I’ve just completed the first five days of my fourth cycle of chemotherapy, oral FC. This post is going to tell you about it, and if you aren’t interested in CLL and its treatment, then you will probably find this a little tedious.
OK then. For the last five days I have been on the chemo phase of my treatment. I have not been able to function in any sensible level for more than fifteen minutes at a time on any single subject. I couldn’t finish a long article in a newspaper. I couldn’t write more than a couple of sentences at a time, and never reached a satisfactory end of a paragraph. (Note : this does not mean that I manage to reach satisfactory endings of paragraphs when not on chemo; just that I can actually get there.) Like now for instance.

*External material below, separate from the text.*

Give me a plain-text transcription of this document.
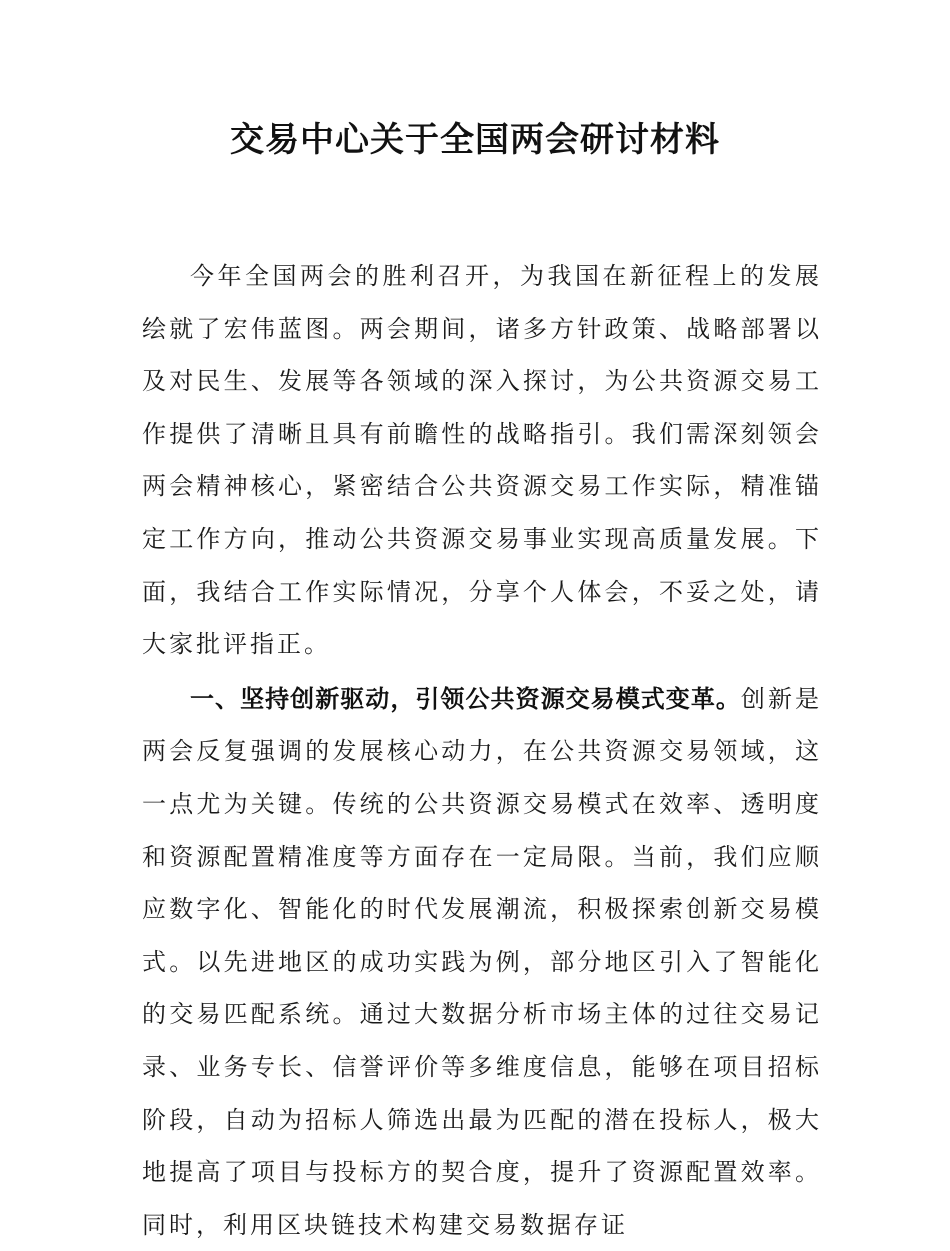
交易中心关于全国两会研讨材料

今年全国两会的胜利召开，为我国在新征程上的发展绘就了宏伟蓝图。两会期间，诸多方针政策、战略部署以及对民生、发展等各领域的深入探讨，为公共资源交易工作提供了清晰且具有前瞻性的战略指引。我们需深刻领会两会精神核心，紧密结合公共资源交易工作实际，精准锚定工作方向，推动公共资源交易事业实现高质量发展。下面，我结合工作实际情况，分享个人体会，不妥之处，请大家批评指正。

一、坚持创新驱动，引领公共资源交易模式变革。创新是两会反复强调的发展核心动力，在公共资源交易领域，这一点尤为关键。传统的公共资源交易模式在效率、透明度和资源配置精准度等方面存在一定局限。当前，我们应顺应数字化、智能化的时代发展潮流，积极探索创新交易模式。以先进地区的成功实践为例，部分地区引入了智能化的交易匹配系统。通过大数据分析市场主体的过往交易记录、业务专长、信誉评价等多维度信息，能够在项目招标阶段，自动为招标人筛选出最为匹配的潜在投标人，极大地提高了项目与投标方的契合度，提升了资源配置效率。同时，利用区块链技术构建交易数据存证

I have been unable to concentrate, and unable to relax. I have been trying to define how it has affected me, and I think I can adequately do that now. It isn’t that the treatment is particularly drastic compared to many other chemo treatments for other cancers. In fact, in the general scheme of things, the harshness of oral FC is mild.
However, five days on chemo has been like five days locked on an intercontinental flight. Unable to sleep properly, unable to exercise, unable to rest, unable to eat with any enjoyment. I have become lost in a never ending roundelay of meals, brief walks, dozing, books and television. Mornings were generally OK, but from late afternoon onwards, it was always downhill.

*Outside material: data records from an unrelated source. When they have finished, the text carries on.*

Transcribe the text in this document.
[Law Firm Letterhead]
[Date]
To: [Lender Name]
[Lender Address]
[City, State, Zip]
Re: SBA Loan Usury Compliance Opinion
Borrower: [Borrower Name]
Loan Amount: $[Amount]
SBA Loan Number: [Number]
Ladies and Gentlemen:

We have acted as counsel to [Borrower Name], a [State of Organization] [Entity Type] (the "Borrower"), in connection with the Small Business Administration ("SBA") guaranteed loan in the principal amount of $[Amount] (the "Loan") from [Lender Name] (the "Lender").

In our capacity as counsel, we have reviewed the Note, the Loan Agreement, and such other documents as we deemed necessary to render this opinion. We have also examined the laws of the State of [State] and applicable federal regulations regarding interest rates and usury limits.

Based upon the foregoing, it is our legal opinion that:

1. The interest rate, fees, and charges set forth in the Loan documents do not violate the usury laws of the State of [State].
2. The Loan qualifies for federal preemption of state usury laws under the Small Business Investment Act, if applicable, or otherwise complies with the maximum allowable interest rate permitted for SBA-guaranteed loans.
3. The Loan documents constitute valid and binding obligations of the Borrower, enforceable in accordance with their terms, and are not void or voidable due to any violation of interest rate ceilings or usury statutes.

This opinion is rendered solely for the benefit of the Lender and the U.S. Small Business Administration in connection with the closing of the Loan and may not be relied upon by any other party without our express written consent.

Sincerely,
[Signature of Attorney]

Twenty four hours after the end of the cycle, and I am as right as ninepence.
I’ve been investigating the supply of broadband for a friend via some price comparison sites. I am looking for an unlimited service, at a speed of at least 1gig and perhaps some web space. Free email addresses, spam filters and anti virus software will not be influencing the final decision, though on balance perhaps free help via email might be an advantage. My friend will on principle not be taking advantage of any pay per minute premium rate helplines.

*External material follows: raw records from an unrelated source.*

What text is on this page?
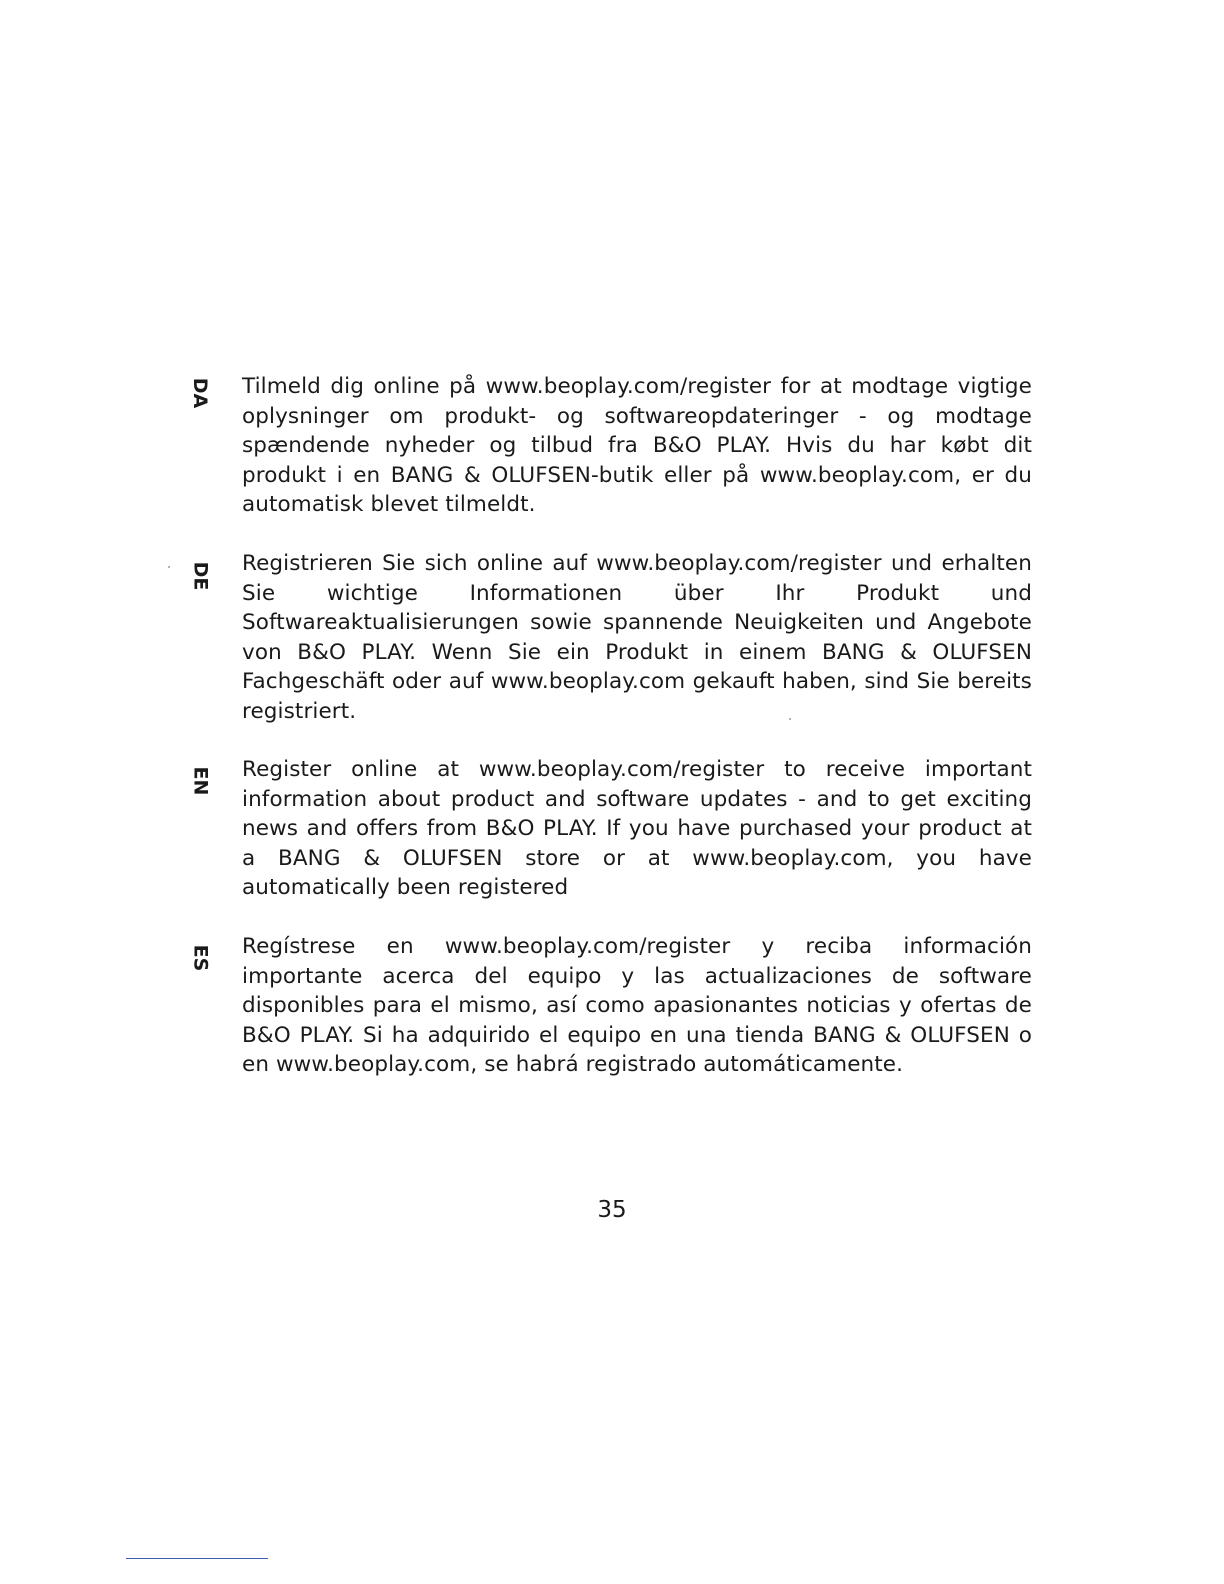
DA Tilmeld dig online på www.beoplay.com/register for at modtage vigtige oplysninger om produkt- og softwareopdateringer - og modtage spændende nyheder og tilbud fra B&O PLAY. Hvis du har købt dit produkt i en BANG & OLUFSEN-butik eller på www.beoplay.com, er du automatisk blevet tilmeldt.

DE Registrieren Sie sich online auf www.beoplay.com/register und erhalten Sie wichtige Informationen über Ihr Produkt und Softwareaktualisierungen sowie spannende Neuigkeiten und Angebote von B&O PLAY. Wenn Sie ein Produkt in einem BANG & OLUFSEN Fachgeschäft oder auf www.beoplay.com gekauft haben, sind Sie bereits registriert.

EN Register online at www.beoplay.com/register to receive important information about product and software updates - and to get exciting news and offers from B&O PLAY. If you have purchased your product at a BANG & OLUFSEN store or at www.beoplay.com, you have automatically been registered

ES Regístrese en www.beoplay.com/register y reciba información importante acerca del equipo y las actualizaciones de software disponibles para el mismo, así como apasionantes noticias y ofertas de B&O PLAY. Si ha adquirido el equipo en una tienda BANG & OLUFSEN o en www.beoplay.com, se habrá registrado automáticamente.

35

All the services I am considering have many things in common, including comparable first year costs, speed, delivery time, contract period and enticements.
All seem proud of their service of informing the customer of the progress of their broadband supply, and they all do it the same way – by email.
Unfortunately, my friend, and presumably most potential customers, have to wait till their new broadband has been connected, before they can check their email, in order to discover the progress of their broadband connection.